Pine nuts are very good for you. Here are a few nutritional facts.

  • They are rich in mono-unsaturated fatty acids like oleic acid (18:1 undifferentiated fat) that helps to lower LDL or “bad cholesterol” and increases HDL or “good-cholesterol” in the blood. Research studies suggest that Mediterranean diet, which contain good amounts of monounsaturated fatty acids, vitamins and antioxidants, helps to prevent coronary artery disease and strokes by favoring healthy blood lipid profile.
  • Pine or cedar nuts contain essential fatty acid (ω-6 fat), pinolenic acid. Recent research has shown its potential use in weight loss by curbing the appetite.
  • They are an excellent source of vitamin E; contain about 9.33 mg per 100 g (about 62% of RDA). Vitamin E is a powerful lipid soluble antioxidant, required for maintaining the integrity of cell membrane of mucus membranes and skin by protecting it from harmful oxygen-free radicals.
  • Furthermore, pines are one of gluten-free tree nuts, and therefore, are a popular ingredient in the preparation of gluten-free food formulas. Such formula preparations can be a healthy alternative in people with wheat food allergy, and celiac disease.
  • They are an excellent source of B-complex group of vitamins.
  • Finally, pine nuts contain healthy amounts of essential minerals like manganese, potassium, calcium, iron, magnesium, zinc and selenium.  Consumption of pines helps the body develop resistance against infectious agents and scavenge harmful oxygen-free radicals.

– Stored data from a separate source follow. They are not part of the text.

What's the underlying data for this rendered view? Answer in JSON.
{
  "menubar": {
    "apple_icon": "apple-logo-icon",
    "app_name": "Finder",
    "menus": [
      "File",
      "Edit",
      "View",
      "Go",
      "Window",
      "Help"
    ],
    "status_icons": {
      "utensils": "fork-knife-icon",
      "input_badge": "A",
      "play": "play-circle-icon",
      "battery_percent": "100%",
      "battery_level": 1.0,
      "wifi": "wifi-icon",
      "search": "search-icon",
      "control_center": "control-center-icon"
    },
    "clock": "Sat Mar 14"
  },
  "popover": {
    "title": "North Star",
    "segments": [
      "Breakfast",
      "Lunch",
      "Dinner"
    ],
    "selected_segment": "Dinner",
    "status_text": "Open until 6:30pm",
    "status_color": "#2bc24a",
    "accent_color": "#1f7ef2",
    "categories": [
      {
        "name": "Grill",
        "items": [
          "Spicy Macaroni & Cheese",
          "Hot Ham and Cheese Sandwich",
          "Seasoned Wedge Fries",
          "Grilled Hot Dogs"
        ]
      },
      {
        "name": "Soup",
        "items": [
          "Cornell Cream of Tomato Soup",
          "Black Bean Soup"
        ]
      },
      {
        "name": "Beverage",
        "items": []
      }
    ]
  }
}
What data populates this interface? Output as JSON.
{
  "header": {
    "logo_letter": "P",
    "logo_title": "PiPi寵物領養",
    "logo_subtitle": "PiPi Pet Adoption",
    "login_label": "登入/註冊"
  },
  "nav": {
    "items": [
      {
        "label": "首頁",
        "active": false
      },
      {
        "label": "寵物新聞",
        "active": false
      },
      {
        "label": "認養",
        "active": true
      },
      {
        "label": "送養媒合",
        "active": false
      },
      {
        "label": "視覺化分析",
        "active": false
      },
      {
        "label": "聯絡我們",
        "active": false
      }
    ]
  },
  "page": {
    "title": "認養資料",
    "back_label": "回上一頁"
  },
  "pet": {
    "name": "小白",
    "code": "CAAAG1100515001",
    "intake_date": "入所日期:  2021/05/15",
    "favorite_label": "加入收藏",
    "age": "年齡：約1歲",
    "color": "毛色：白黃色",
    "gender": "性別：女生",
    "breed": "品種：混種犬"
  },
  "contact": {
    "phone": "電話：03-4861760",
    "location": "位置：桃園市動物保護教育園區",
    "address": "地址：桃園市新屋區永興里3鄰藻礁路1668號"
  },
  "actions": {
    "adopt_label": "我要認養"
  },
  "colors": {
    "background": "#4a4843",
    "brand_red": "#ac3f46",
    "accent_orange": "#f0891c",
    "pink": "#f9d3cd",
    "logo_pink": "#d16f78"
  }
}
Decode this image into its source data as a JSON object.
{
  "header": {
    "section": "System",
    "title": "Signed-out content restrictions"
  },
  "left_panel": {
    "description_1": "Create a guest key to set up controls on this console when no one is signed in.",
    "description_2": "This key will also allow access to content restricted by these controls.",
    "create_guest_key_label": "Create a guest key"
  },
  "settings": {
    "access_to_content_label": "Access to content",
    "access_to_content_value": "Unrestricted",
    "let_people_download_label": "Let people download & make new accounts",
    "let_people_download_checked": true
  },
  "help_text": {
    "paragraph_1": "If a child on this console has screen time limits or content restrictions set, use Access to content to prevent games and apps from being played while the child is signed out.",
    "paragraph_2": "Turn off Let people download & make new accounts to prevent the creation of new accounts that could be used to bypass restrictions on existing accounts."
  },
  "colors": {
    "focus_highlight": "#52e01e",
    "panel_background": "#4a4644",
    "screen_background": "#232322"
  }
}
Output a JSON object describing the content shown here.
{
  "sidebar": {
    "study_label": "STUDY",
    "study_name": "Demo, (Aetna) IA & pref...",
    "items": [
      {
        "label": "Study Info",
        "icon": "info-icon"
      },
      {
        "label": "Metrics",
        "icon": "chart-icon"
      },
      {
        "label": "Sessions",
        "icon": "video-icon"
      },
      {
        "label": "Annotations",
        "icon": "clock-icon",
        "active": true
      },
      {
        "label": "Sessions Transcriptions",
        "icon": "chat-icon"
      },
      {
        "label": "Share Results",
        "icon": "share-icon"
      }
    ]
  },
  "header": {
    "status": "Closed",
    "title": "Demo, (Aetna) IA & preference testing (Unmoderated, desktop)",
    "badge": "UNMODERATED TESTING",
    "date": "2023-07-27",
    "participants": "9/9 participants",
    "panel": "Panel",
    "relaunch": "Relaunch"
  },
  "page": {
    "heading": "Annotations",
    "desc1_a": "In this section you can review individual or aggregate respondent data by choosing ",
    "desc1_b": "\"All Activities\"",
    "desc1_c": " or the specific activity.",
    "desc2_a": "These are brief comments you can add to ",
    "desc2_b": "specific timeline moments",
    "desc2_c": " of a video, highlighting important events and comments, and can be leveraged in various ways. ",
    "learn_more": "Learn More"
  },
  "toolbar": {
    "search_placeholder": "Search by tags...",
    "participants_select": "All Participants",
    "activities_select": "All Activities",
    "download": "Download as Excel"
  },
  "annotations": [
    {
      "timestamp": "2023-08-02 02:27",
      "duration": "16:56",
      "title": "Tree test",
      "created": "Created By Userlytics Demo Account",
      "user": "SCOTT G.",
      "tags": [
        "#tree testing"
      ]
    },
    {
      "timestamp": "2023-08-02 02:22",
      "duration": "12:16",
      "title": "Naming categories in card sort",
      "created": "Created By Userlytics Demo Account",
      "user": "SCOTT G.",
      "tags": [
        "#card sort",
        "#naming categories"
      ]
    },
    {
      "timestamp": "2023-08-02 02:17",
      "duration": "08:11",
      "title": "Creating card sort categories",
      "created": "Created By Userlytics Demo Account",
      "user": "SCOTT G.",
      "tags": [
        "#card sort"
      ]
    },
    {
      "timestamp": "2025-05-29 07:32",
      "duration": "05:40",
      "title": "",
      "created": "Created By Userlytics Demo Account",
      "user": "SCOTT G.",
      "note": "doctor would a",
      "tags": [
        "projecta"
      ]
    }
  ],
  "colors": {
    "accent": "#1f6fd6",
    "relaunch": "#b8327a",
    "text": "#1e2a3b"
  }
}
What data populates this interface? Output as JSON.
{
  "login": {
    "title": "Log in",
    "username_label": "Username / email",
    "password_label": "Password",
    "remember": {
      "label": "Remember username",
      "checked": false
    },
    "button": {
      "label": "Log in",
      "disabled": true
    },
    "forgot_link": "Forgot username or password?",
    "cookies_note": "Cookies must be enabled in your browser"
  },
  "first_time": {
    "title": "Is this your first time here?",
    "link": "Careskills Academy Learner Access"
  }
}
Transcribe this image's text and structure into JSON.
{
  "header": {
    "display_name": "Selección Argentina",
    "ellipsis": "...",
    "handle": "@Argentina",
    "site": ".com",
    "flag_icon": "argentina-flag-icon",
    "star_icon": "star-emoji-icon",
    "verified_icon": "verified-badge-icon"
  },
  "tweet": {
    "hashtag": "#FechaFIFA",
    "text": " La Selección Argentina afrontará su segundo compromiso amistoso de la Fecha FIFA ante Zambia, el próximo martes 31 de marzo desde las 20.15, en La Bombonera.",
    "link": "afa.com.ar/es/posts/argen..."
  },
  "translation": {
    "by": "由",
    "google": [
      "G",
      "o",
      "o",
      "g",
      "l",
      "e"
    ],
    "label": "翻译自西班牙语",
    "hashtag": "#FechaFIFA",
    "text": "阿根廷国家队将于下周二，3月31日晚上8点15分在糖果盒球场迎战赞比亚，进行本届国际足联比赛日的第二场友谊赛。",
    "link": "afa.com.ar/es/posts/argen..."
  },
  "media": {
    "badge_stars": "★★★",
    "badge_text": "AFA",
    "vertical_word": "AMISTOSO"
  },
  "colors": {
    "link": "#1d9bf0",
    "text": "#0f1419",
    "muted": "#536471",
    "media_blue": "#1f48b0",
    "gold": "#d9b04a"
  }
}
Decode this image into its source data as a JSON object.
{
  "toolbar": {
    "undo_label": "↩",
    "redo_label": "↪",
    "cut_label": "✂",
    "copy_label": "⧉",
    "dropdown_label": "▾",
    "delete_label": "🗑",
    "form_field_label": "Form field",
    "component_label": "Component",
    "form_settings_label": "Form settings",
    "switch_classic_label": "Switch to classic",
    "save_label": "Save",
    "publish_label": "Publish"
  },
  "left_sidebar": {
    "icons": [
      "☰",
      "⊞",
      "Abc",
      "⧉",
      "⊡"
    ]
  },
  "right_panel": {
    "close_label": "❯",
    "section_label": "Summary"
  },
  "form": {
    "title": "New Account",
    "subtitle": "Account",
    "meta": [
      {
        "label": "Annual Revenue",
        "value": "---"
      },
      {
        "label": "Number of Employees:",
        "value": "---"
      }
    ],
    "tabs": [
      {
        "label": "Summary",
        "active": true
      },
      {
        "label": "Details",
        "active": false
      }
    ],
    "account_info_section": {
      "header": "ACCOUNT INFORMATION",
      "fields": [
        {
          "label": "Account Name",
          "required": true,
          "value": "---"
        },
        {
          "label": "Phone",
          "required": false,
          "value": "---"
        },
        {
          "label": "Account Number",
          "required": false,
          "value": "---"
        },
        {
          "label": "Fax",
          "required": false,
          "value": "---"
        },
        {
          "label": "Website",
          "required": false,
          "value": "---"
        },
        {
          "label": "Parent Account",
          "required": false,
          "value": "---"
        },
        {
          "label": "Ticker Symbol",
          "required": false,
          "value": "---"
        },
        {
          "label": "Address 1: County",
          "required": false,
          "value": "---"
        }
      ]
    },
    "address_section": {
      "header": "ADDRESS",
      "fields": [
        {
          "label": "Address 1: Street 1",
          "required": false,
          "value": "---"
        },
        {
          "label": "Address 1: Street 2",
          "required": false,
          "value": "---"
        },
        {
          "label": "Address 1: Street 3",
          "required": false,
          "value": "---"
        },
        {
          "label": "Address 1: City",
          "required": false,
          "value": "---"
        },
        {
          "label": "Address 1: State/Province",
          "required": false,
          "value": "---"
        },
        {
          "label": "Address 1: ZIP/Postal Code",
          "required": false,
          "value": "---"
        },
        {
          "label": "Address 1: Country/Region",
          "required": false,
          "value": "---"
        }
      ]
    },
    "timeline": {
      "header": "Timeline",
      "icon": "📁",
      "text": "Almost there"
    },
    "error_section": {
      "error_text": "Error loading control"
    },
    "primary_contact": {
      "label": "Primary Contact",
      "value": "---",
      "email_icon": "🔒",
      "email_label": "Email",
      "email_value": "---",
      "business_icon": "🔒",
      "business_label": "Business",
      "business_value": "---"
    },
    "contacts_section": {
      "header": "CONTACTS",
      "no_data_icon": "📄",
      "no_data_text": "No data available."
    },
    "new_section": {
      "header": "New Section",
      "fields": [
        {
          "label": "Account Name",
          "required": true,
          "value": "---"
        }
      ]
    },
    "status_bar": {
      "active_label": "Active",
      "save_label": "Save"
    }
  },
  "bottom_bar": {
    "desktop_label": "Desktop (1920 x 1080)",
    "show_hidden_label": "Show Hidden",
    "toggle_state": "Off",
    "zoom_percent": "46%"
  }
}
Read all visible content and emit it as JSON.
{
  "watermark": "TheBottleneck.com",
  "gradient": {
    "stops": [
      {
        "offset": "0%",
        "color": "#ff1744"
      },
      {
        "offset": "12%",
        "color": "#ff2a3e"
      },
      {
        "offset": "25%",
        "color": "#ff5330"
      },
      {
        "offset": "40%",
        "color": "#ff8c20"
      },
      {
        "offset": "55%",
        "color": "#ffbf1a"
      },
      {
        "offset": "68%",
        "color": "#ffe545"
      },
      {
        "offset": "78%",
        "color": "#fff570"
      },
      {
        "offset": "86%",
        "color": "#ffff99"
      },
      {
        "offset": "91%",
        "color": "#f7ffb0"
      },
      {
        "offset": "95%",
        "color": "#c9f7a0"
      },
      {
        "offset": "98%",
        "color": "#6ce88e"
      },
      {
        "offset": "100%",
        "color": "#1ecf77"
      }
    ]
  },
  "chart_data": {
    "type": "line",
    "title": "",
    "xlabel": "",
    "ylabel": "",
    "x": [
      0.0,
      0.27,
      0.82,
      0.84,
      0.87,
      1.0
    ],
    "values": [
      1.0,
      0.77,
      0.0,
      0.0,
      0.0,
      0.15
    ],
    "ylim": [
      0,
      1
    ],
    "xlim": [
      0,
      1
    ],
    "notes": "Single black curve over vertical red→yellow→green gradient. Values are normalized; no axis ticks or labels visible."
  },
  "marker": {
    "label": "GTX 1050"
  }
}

I couldn’t find this recipe on the Woman and Home website so I have written it out below.

Courgette and lemon pasta                 Serves 4

  • 225g /8oz spaghetti
  • 450g / 1lb courgettes, grated
  • 50g /2 oz pine nuts, toasted
  • 2 lemons
  • 4 tbsp extra virgin olive oil
  • black pepper
  1. Cook the spaghetti as per packet instructions.
  2. Zest both the lemons and juice just one of them.
  3. Drain the pasta when cooked and return to the pan.  Add the olive oil, lemon juice and zest, courgettes and pine nuts.
  4. Toss together and serve immediately.